All this isn’t to say that physicians are always right. We’re not. But it’s rare that a patient is more correct. This didn’t used to be much of an issue.  We can thank the internet of course, and the generally more suspicious mood of the country toward anything that seems institutional. I’m afraid medical school seems to be included in that. We can do better to educate our patients, to talk with them in a manner that includes them and relates on a level they are comfortable with. But how do we respond to those who openly contradict our advice, who accuse us of not dealing with them in good faith with regard to medical issues? This problem goes beyond the standard teachings on how to deal with noncompliance. We’d just started to get our arms around patients who consult Dr. Google and find either incorrect information or information not in the proper context for their issue. This led to productive conversations. But patients coming in with their own idea, however obtained, on how to deal with their health issue, isn’t so easily dealt with.
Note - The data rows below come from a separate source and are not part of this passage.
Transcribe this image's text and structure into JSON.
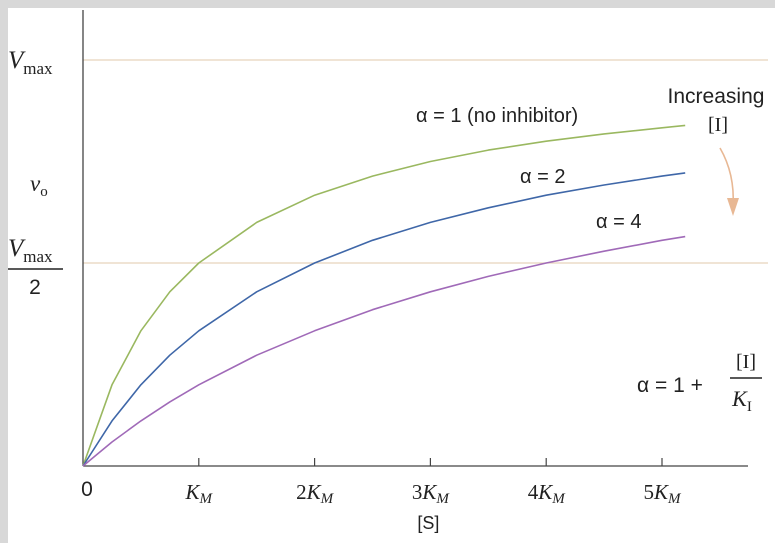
{
  "chart_data": {
    "type": "line",
    "x_axis": {
      "label": "[S]",
      "ticks": [
        {
          "value": 0,
          "coef": "0",
          "sym": ""
        },
        {
          "value": 1,
          "coef": "",
          "sym": "K"
        },
        {
          "value": 2,
          "coef": "2",
          "sym": "K"
        },
        {
          "value": 3,
          "coef": "3",
          "sym": "K"
        },
        {
          "value": 4,
          "coef": "4",
          "sym": "K"
        },
        {
          "value": 5,
          "coef": "5",
          "sym": "K"
        }
      ],
      "tick_sub": "M",
      "xlim": [
        0,
        5.9
      ]
    },
    "y_axis": {
      "label_main": "v",
      "label_sub": "o",
      "ylim": [
        0,
        1
      ],
      "reference_lines": [
        {
          "value": 1.0,
          "main": "V",
          "sub": "max",
          "denominator": ""
        },
        {
          "value": 0.5,
          "main": "V",
          "sub": "max",
          "denominator": "2"
        }
      ]
    },
    "series": [
      {
        "name": "α = 1 (no inhibitor)",
        "alpha": 1,
        "color": "#9ab860",
        "x": [
          0,
          0.25,
          0.5,
          0.75,
          1,
          1.5,
          2,
          2.5,
          3,
          3.5,
          4,
          4.5,
          5,
          5.2
        ],
        "y": [
          0,
          0.2,
          0.333,
          0.429,
          0.5,
          0.6,
          0.667,
          0.714,
          0.75,
          0.778,
          0.8,
          0.818,
          0.833,
          0.839
        ]
      },
      {
        "name": "α = 2",
        "alpha": 2,
        "color": "#3f67a8",
        "x": [
          0,
          0.25,
          0.5,
          0.75,
          1,
          1.5,
          2,
          2.5,
          3,
          3.5,
          4,
          4.5,
          5,
          5.2
        ],
        "y": [
          0,
          0.111,
          0.2,
          0.273,
          0.333,
          0.429,
          0.5,
          0.556,
          0.6,
          0.636,
          0.667,
          0.692,
          0.714,
          0.722
        ]
      },
      {
        "name": "α = 4",
        "alpha": 4,
        "color": "#a06ab8",
        "x": [
          0,
          0.25,
          0.5,
          0.75,
          1,
          1.5,
          2,
          2.5,
          3,
          3.5,
          4,
          4.5,
          5,
          5.2
        ],
        "y": [
          0,
          0.059,
          0.111,
          0.158,
          0.2,
          0.273,
          0.333,
          0.385,
          0.429,
          0.467,
          0.5,
          0.529,
          0.556,
          0.565
        ]
      }
    ],
    "annotations": {
      "increasing_line1": "Increasing",
      "increasing_line2": "[I]",
      "arrow_color": "#e8b894",
      "formula_lhs": "α = 1 +",
      "formula_numerator": "[I]",
      "formula_denominator_main": "K",
      "formula_denominator_sub": "I"
    },
    "colors": {
      "reference_line": "#e6d3bc",
      "axis": "#444444"
    }
  }
}
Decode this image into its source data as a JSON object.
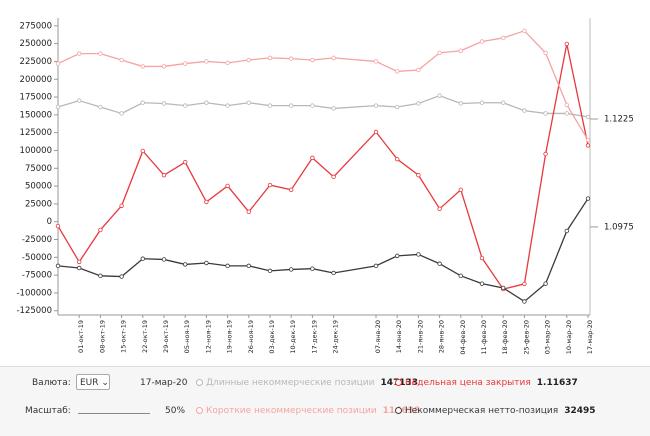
{
  "chart_data": {
    "type": "line",
    "x": [
      "2019-09-24",
      "2019-10-01",
      "2019-10-08",
      "2019-10-15",
      "2019-10-22",
      "2019-10-29",
      "2019-11-05",
      "2019-11-12",
      "2019-11-19",
      "2019-11-26",
      "2019-12-03",
      "2019-12-10",
      "2019-12-17",
      "2019-12-24",
      "2020-01-07",
      "2020-01-14",
      "2020-01-21",
      "2020-01-28",
      "2020-02-04",
      "2020-02-11",
      "2020-02-18",
      "2020-02-25",
      "2020-03-03",
      "2020-03-10",
      "2020-03-17"
    ],
    "xlim": [
      "2019-09-24",
      "2020-03-17"
    ],
    "xticks": [
      {
        "value": "2019-10-01",
        "label": "01-окт-19"
      },
      {
        "value": "2019-10-08",
        "label": "08-окт-19"
      },
      {
        "value": "2019-10-15",
        "label": "15-окт-19"
      },
      {
        "value": "2019-10-22",
        "label": "22-окт-19"
      },
      {
        "value": "2019-10-29",
        "label": "29-окт-19"
      },
      {
        "value": "2019-11-05",
        "label": "05-ноя-19"
      },
      {
        "value": "2019-11-12",
        "label": "12-ноя-19"
      },
      {
        "value": "2019-11-19",
        "label": "19-ноя-19"
      },
      {
        "value": "2019-11-26",
        "label": "26-ноя-19"
      },
      {
        "value": "2019-12-03",
        "label": "03-дек-19"
      },
      {
        "value": "2019-12-10",
        "label": "10-дек-19"
      },
      {
        "value": "2019-12-17",
        "label": "17-дек-19"
      },
      {
        "value": "2019-12-24",
        "label": "24-дек-19"
      },
      {
        "value": "2020-01-07",
        "label": "07-янв-20"
      },
      {
        "value": "2020-01-14",
        "label": "14-янв-20"
      },
      {
        "value": "2020-01-21",
        "label": "21-янв-20"
      },
      {
        "value": "2020-01-28",
        "label": "28-янв-20"
      },
      {
        "value": "2020-02-04",
        "label": "04-фев-20"
      },
      {
        "value": "2020-02-11",
        "label": "11-фев-20"
      },
      {
        "value": "2020-02-18",
        "label": "18-фев-20"
      },
      {
        "value": "2020-02-25",
        "label": "25-фев-20"
      },
      {
        "value": "2020-03-03",
        "label": "03-мар-20"
      },
      {
        "value": "2020-03-10",
        "label": "10-мар-20"
      },
      {
        "value": "2020-03-17",
        "label": "17-мар-20"
      }
    ],
    "ylim": [
      -131000,
      286000
    ],
    "yticks": [
      275000,
      250000,
      225000,
      200000,
      175000,
      150000,
      125000,
      100000,
      75000,
      50000,
      25000,
      0,
      -25000,
      -50000,
      -75000,
      -100000,
      -125000
    ],
    "y2lim": [
      1.0771,
      1.1459
    ],
    "y2ticks": [
      1.1225,
      1.0975
    ],
    "series": [
      {
        "name": "Длинные некоммерческие позиции",
        "color": "#b8b8b8",
        "values": [
          161000,
          170000,
          161000,
          152000,
          167000,
          166000,
          163000,
          167000,
          163000,
          167000,
          163000,
          163000,
          163000,
          159000,
          163000,
          161000,
          166000,
          177000,
          166000,
          167000,
          167000,
          156000,
          152000,
          152000,
          147133
        ]
      },
      {
        "name": "Недельная цена закрытия",
        "color": "#e8383d",
        "axis": "y2",
        "values": [
          1.0977,
          1.0894,
          1.0968,
          1.1024,
          1.1151,
          1.1095,
          1.1125,
          1.1033,
          1.107,
          1.101,
          1.1072,
          1.1061,
          1.1135,
          1.1091,
          1.1195,
          1.1132,
          1.1095,
          1.1017,
          1.1061,
          1.0903,
          1.0831,
          1.0843,
          1.1144,
          1.1399,
          1.11637
        ]
      },
      {
        "name": "Короткие некоммерческие позиции",
        "color": "#f5a3a3",
        "values": [
          222000,
          236000,
          236000,
          227000,
          218000,
          218000,
          222000,
          225000,
          223000,
          227000,
          230000,
          229000,
          227000,
          230000,
          225000,
          211000,
          213000,
          237000,
          240000,
          253000,
          258000,
          268000,
          237000,
          164000,
          114638
        ]
      },
      {
        "name": "Некоммерческая нетто-позиция",
        "color": "#3a3a3a",
        "values": [
          -62000,
          -65000,
          -76000,
          -77000,
          -52000,
          -53000,
          -60000,
          -58000,
          -62000,
          -62000,
          -69000,
          -67000,
          -66000,
          -72000,
          -62000,
          -48000,
          -46000,
          -59000,
          -76000,
          -87000,
          -93000,
          -112000,
          -87000,
          -13000,
          32495
        ]
      }
    ]
  },
  "panel": {
    "currency_label": "Валюта:",
    "currency": "EUR",
    "date": "17-мар-20",
    "scale_label": "Масштаб:",
    "scale": "50%"
  }
}
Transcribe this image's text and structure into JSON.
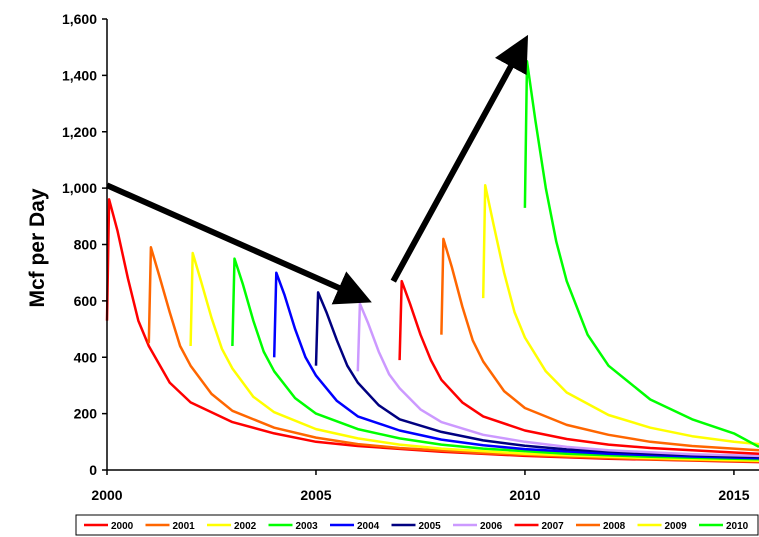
{
  "chart_data": {
    "type": "line",
    "title": "",
    "xlabel": "",
    "ylabel": "Mcf per Day",
    "xlim": [
      2000,
      2015.6
    ],
    "ylim": [
      0,
      1600
    ],
    "x_ticks": [
      2000,
      2005,
      2010,
      2015
    ],
    "x_tick_labels": [
      "2000",
      "2005",
      "2010",
      "2015"
    ],
    "y_ticks": [
      0,
      200,
      400,
      600,
      800,
      1000,
      1200,
      1400,
      1600
    ],
    "y_tick_labels": [
      "0",
      "200",
      "400",
      "600",
      "800",
      "1,000",
      "1,200",
      "1,400",
      "1,600"
    ],
    "grid": false,
    "legend_position": "bottom",
    "x_unit": "years",
    "series": [
      {
        "name": "2000",
        "color": "#ff0000",
        "start_year": 2000.0,
        "x_offset": [
          0,
          0.05,
          0.25,
          0.5,
          0.75,
          1.0,
          1.5,
          2.0,
          3.0,
          4.0,
          5.0,
          6.0,
          8.0,
          10.0,
          12.0,
          15.6
        ],
        "values": [
          530,
          960,
          850,
          680,
          530,
          440,
          310,
          240,
          170,
          130,
          100,
          85,
          65,
          50,
          40,
          28
        ]
      },
      {
        "name": "2001",
        "color": "#ff6600",
        "start_year": 2001.0,
        "x_offset": [
          0,
          0.05,
          0.25,
          0.5,
          0.75,
          1.0,
          1.5,
          2.0,
          3.0,
          4.0,
          5.0,
          6.0,
          8.0,
          10.0,
          12.0,
          14.6
        ],
        "values": [
          450,
          790,
          690,
          560,
          440,
          370,
          270,
          210,
          150,
          115,
          92,
          78,
          60,
          48,
          38,
          30
        ]
      },
      {
        "name": "2002",
        "color": "#ffff00",
        "start_year": 2002.0,
        "x_offset": [
          0,
          0.05,
          0.25,
          0.5,
          0.75,
          1.0,
          1.5,
          2.0,
          3.0,
          4.0,
          5.0,
          6.0,
          8.0,
          10.0,
          12.0,
          13.6
        ],
        "values": [
          440,
          770,
          670,
          540,
          430,
          360,
          260,
          205,
          145,
          112,
          90,
          76,
          58,
          47,
          38,
          33
        ]
      },
      {
        "name": "2003",
        "color": "#00ff00",
        "start_year": 2003.0,
        "x_offset": [
          0,
          0.05,
          0.25,
          0.5,
          0.75,
          1.0,
          1.5,
          2.0,
          3.0,
          4.0,
          5.0,
          6.0,
          8.0,
          10.0,
          12.0,
          12.6
        ],
        "values": [
          440,
          750,
          660,
          530,
          420,
          350,
          255,
          200,
          145,
          112,
          90,
          76,
          58,
          47,
          40,
          38
        ]
      },
      {
        "name": "2004",
        "color": "#0000ff",
        "start_year": 2004.0,
        "x_offset": [
          0,
          0.05,
          0.25,
          0.5,
          0.75,
          1.0,
          1.5,
          2.0,
          3.0,
          4.0,
          5.0,
          6.0,
          8.0,
          10.0,
          11.6
        ],
        "values": [
          400,
          700,
          620,
          500,
          400,
          335,
          245,
          190,
          140,
          108,
          88,
          74,
          58,
          48,
          42
        ]
      },
      {
        "name": "2005",
        "color": "#000080",
        "start_year": 2005.0,
        "x_offset": [
          0,
          0.05,
          0.25,
          0.5,
          0.75,
          1.0,
          1.5,
          2.0,
          3.0,
          4.0,
          5.0,
          6.0,
          8.0,
          10.0,
          10.6
        ],
        "values": [
          370,
          630,
          560,
          460,
          370,
          310,
          230,
          180,
          135,
          105,
          86,
          73,
          58,
          48,
          46
        ]
      },
      {
        "name": "2006",
        "color": "#cc99ff",
        "start_year": 2006.0,
        "x_offset": [
          0,
          0.05,
          0.25,
          0.5,
          0.75,
          1.0,
          1.5,
          2.0,
          3.0,
          4.0,
          5.0,
          6.0,
          8.0,
          9.6
        ],
        "values": [
          350,
          590,
          520,
          420,
          340,
          290,
          215,
          170,
          125,
          100,
          82,
          70,
          56,
          50
        ]
      },
      {
        "name": "2007",
        "color": "#ff0000",
        "start_year": 2007.0,
        "x_offset": [
          0,
          0.05,
          0.25,
          0.5,
          0.75,
          1.0,
          1.5,
          2.0,
          3.0,
          4.0,
          5.0,
          6.0,
          8.0,
          8.6
        ],
        "values": [
          390,
          670,
          590,
          480,
          390,
          320,
          240,
          190,
          140,
          110,
          90,
          78,
          62,
          58
        ]
      },
      {
        "name": "2008",
        "color": "#ff6600",
        "start_year": 2008.0,
        "x_offset": [
          0,
          0.05,
          0.25,
          0.5,
          0.75,
          1.0,
          1.5,
          2.0,
          3.0,
          4.0,
          5.0,
          6.0,
          7.6
        ],
        "values": [
          480,
          820,
          720,
          580,
          460,
          385,
          280,
          220,
          160,
          125,
          100,
          85,
          70
        ]
      },
      {
        "name": "2009",
        "color": "#ffff00",
        "start_year": 2009.0,
        "x_offset": [
          0,
          0.05,
          0.25,
          0.5,
          0.75,
          1.0,
          1.5,
          2.0,
          3.0,
          4.0,
          5.0,
          6.0,
          6.6
        ],
        "values": [
          610,
          1010,
          870,
          700,
          560,
          470,
          350,
          275,
          195,
          150,
          120,
          100,
          92
        ]
      },
      {
        "name": "2010",
        "color": "#00ff00",
        "start_year": 2010.0,
        "x_offset": [
          0,
          0.05,
          0.25,
          0.5,
          0.75,
          1.0,
          1.5,
          2.0,
          3.0,
          4.0,
          5.0,
          5.6
        ],
        "values": [
          930,
          1450,
          1240,
          1000,
          810,
          670,
          480,
          370,
          250,
          180,
          130,
          82
        ]
      }
    ],
    "annotations": [
      {
        "type": "arrow",
        "from": {
          "x": 2000.0,
          "y": 1010
        },
        "to": {
          "x": 2006.1,
          "y": 610
        }
      },
      {
        "type": "arrow",
        "from": {
          "x": 2006.85,
          "y": 670
        },
        "to": {
          "x": 2009.95,
          "y": 1510
        }
      }
    ]
  }
}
Everything is real if it’s on the internet, and everything is fake—it just depends on what outcome you want or how you feel about the source. Research confirms that patients seek out validation for their preconceived or desired facts. The scary part is that we as a society have many fewer shared facts. And therein lies the root of the problem and the serious danger that lies ahead. In a very prescient and sobering book, “The Death of Expertise and Why it Matters,” Tom Nichols uncovers the insidious process that’s been creeping into society and undercutting our shared respect and acknowledgement that there are actually people who do know best, and that there are incontrovertible facts. And, while there will always be ‘experts’ who are motivated by other than altruistic motives, at the end of the day there exist absolute truths. We just have to acknowledge them. A T-shirt I saw recently sums up this idea nicely: “Science doesn’t care what you believe.” And like the laws of physics, without some basis of absolute truths, our world will fall apart. 

At the risk of being depressing, I don’t have an answer, only a caution: If we don’t stand up for what is verifiably correct and denounce falsehoods, we deserve the increasingly frequent opprobrium we get.